Language model responses were evaluated by physician authors AN, ER, RG and TS, three internal medicine attending physicians and one internal medicine resident. Each question was evaluated by two blinded physicians. If there was disagreement in the grade assigned, a third evaluator determined the final grade. Any response that was felt to be equally correct and specific, as compared to the provided answer, was marked as correct. Physicians used UpToDate23, MKSAPP24, and StatPearls25 to verify accuracy of answers when needed.

LLM programming and computing resources

For this evaluation we used the OpenAI Davinci-003 model via an OpenAI API to provide GPT-3.5 responses and GPT-4 model via an OpenAI API to provide GPT-4 responses. Prompting of the GPT-3.5 model was performed with the Demonstrate-Search-Predict (DSP) Python module26,27. Self-consistency was applied to all GPT-3.5 Chain-of-Thought prompts28. GPT-4 responses did not use DSP or self-consistency because those features were not available for GPT-4 at the time of submission. Computing was performed in a Google CoLab Jupyter Notebook. Full code can be found in Supplementary Note 3.

Statistical evaluation

Statistical significance and confidence intervals were calculated against traditional CoT using McNemar’s test for paired proportions, two-tailed. Statistical significance was set at an alpha of 0.0125 to reflect multiple hypotheses (four prompts per each model) by the Bonferroni Correction. Inter-rater agreement was assessed using Cohen’s Kappa Statistic. Statistical analysis was performed in R with the epibasix library.

Clinical reasoning rationale logic evaluation

The first 100 GPT-4 differential diagnosis rationales were evaluated for appropriate logic and medical accuracy. The rationales were evaluated by physician authors RG and TS, who are both internal medicine attending physicians.

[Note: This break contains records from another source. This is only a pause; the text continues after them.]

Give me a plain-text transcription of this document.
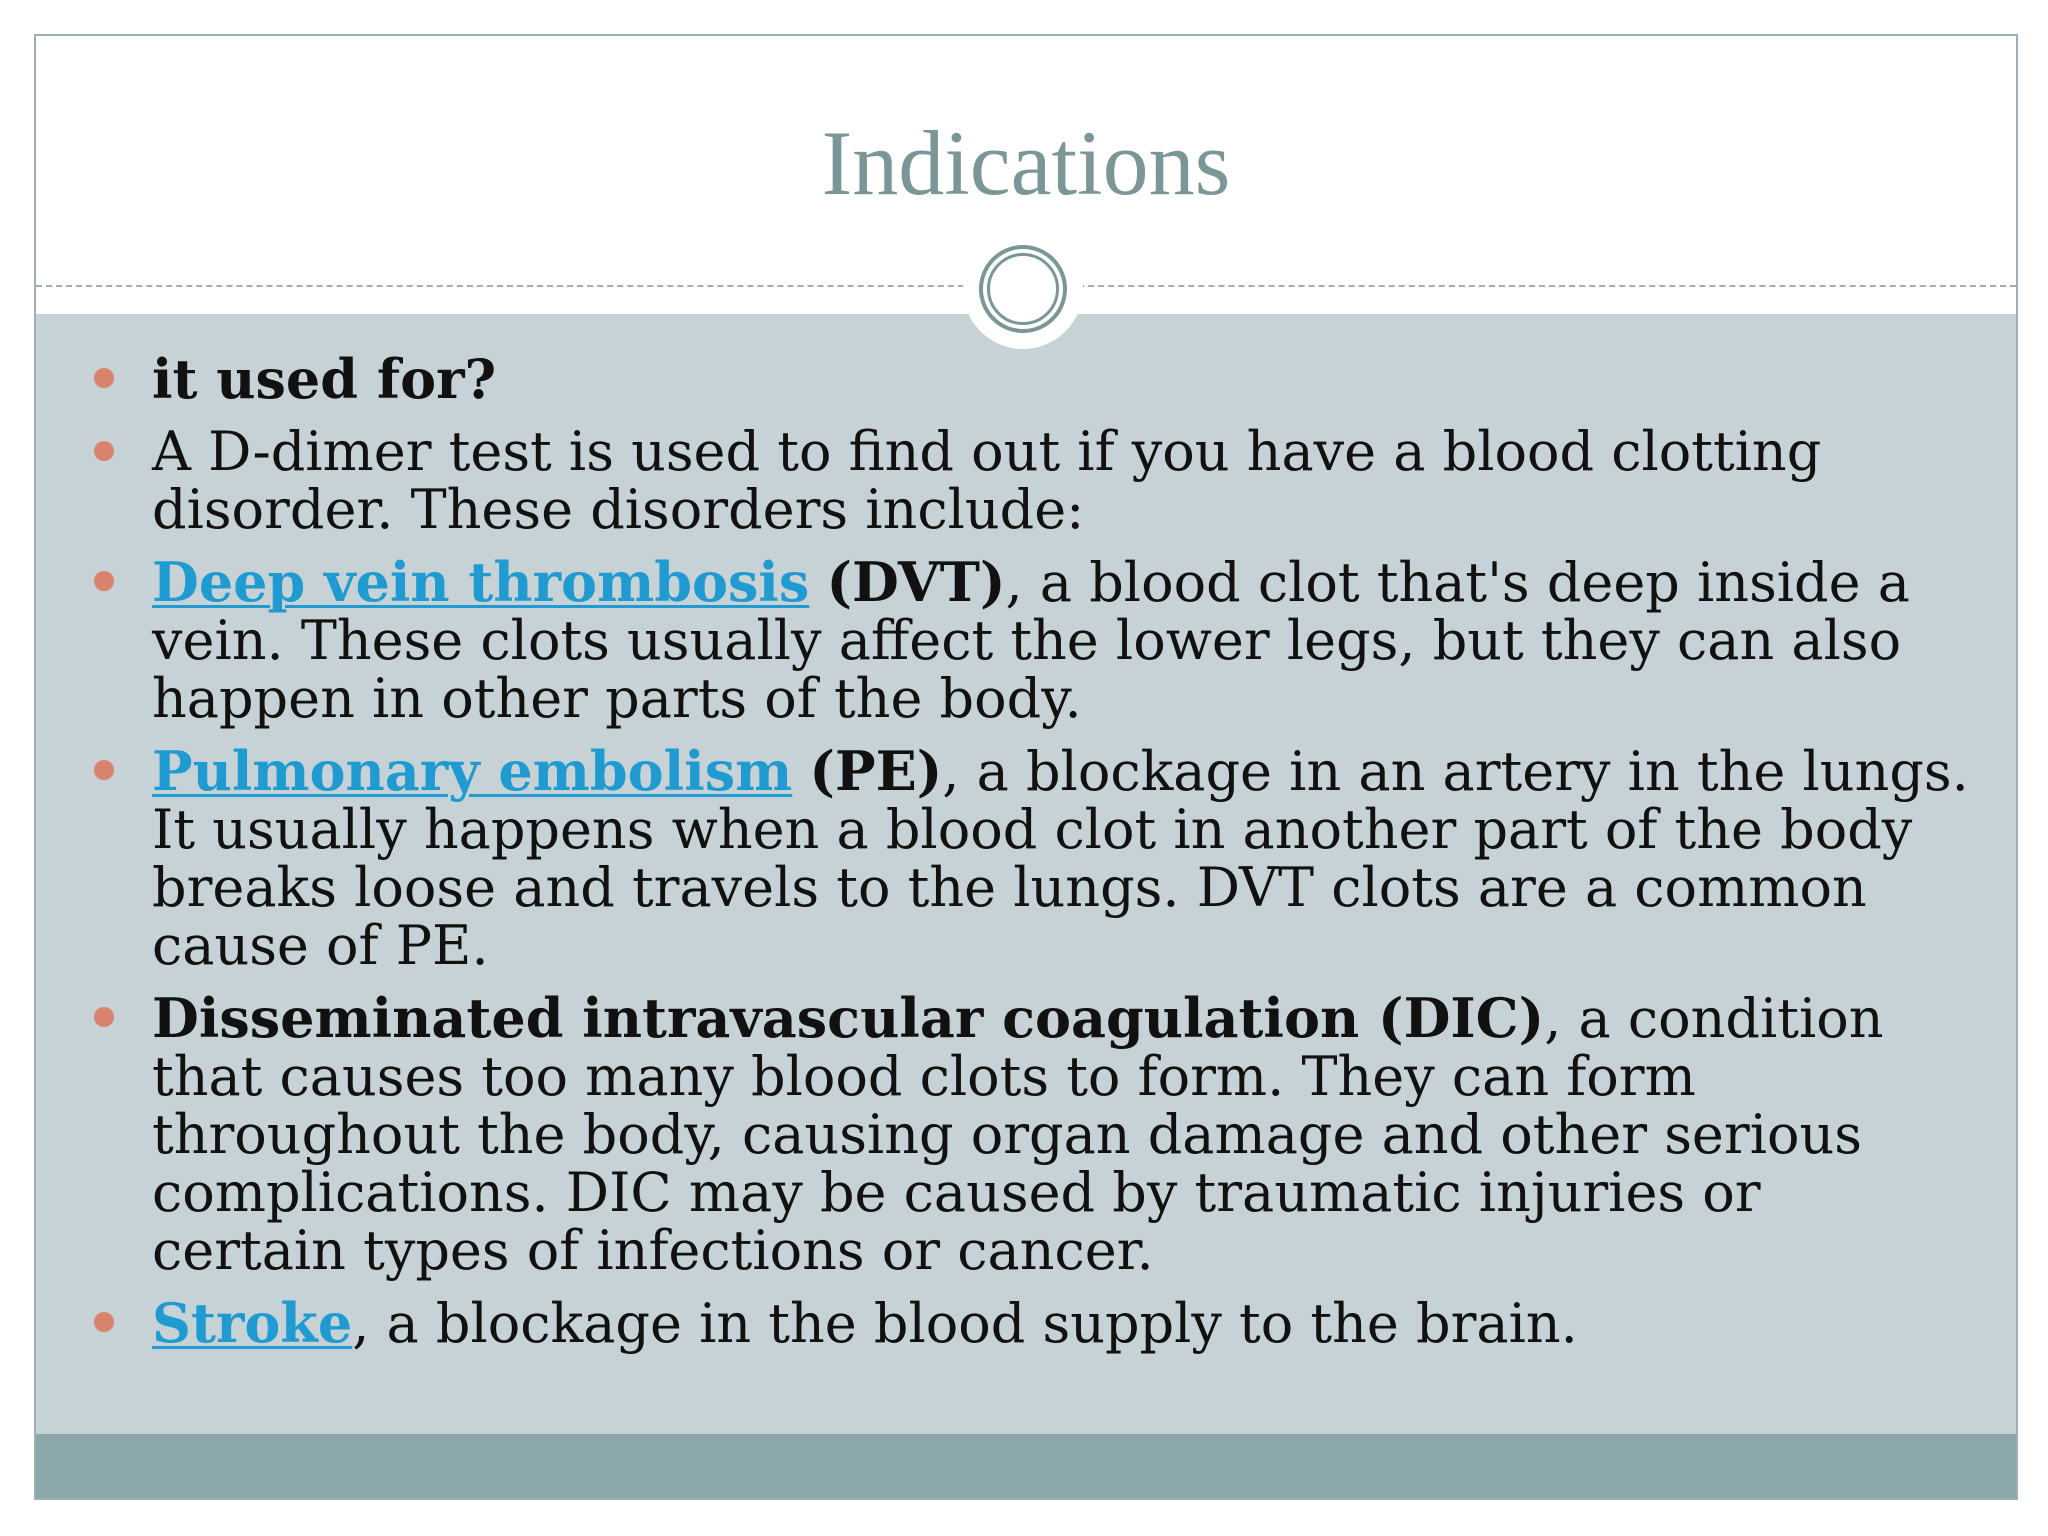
Indications
it used for?
A D-dimer test is used to find out if you have a blood clotting disorder. These disorders include:
Deep vein thrombosis (DVT), a blood clot that's deep inside a vein. These clots usually affect the lower legs, but they can also happen in other parts of the body.
Pulmonary embolism (PE), a blockage in an artery in the lungs. It usually happens when a blood clot in another part of the body breaks loose and travels to the lungs. DVT clots are a common cause of PE.
Disseminated intravascular coagulation (DIC), a condition that causes too many blood clots to form. They can form throughout the body, causing organ damage and other serious complications. DIC may be caused by traumatic injuries or certain types of infections or cancer.
Stroke, a blockage in the blood supply to the brain.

The reviewers attempted to identify instances of inaccuracy or false logic in each diagnostic reasoning rationale, blinded to the index question, gold standard answer, or grade of the LLM response. Reviewers were blinded to the index question to simulate a clinical situation where a physician is evaluating an LLM case interpretation without examining the patient themselves. Arguments with false logic or inaccuracies were tallied and a comparison was made between rationales supporting correct versus incorrect answers. Complete data can be found in Supplementary Data 5.